Pull requests of any kind are always welcome.

I’m sure there are many areas of improvement, but one ugly design flaw right now is how the app used its python interface, and the osc utility. Because Python is basically only used to do os.subprocess, calling osc, and returning the results.
Now, this works, and isn’t really an issue - but osc also comes as a Python module, so that should be used natively instead of the way it is done now.

Progress on this issue can be managed at Issue 12


  • Packages: Binary Alpha packages are available from OBS.
  • Source Code: at Codeberg. Languages used: very bad QML, very bad Javascript, terrible Python
  • Documentation (WiP): at Codeberg
14 Likes

I do believe you don’t even remotely approach my level of awful. :slight_smile:

3 Likes

Having some past experience working with the osc python module, I think it might be worth considering using the OBS HTTP API directly. The osc internals are in some cases a bit difficult to work with, imho. Probably due to legacy reasons and it not being exactly designed to be used as an API, but rather just for the command line tool.

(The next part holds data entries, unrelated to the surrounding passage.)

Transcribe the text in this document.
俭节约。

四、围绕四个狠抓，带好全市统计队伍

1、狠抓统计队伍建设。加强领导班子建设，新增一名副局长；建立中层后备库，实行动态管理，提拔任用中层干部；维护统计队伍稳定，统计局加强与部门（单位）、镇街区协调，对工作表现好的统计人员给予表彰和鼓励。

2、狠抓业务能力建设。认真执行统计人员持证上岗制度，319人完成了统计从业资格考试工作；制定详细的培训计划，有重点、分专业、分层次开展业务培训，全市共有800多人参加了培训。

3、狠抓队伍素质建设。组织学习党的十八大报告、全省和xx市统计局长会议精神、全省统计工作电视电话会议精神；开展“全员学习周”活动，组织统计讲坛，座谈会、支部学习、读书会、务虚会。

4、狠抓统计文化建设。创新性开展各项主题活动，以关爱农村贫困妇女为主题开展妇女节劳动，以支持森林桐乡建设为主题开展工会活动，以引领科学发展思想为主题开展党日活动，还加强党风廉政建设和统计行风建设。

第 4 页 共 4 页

The HTTP API is quite simple to interact with something like python requests library. I have simple wrapper for requests library that does some boilerplate stuff like, XML handling, and oscrc parsing and such. Hopefully I’ll get to cleaning up and publishing that soon.

4 Likes

@Keto, please publish soon (i.e. “now”) rather denoting that it is work-in-progress and in the process of being cleaned up than forcing @nephros to either stall his project or write his own solution.

1 Like

Actually I am already using http Api in some parts, either directly or via osc api.

Thank a lot for the heads-up though @Keto and a module would be much appreciated.

For now, osc does the job as a PoC solution and we can gradually move to something else.

3 Likes
Here are screenshots








1 Like

Indeed there are, but these links will break Real Soon^TM :smiley:

Challenge accepted, and tracked in issue 26.

1 Like

My massively auto-regressive RNN, FORBAO is trained on ALL my bad code. That is, it is also over-fitting on a particular kind of bad code. So, we could address this slight shortcoming by feeding it all YOUR bad code. It’ll still over-fit, but less blatantly, poetically. Oh, and, no, it is not a useful code assistant. But, then, neither are any of the others.

see: #26 - Code is not awful enough for some - obs-master - Codeberg.org and it’s near sibling.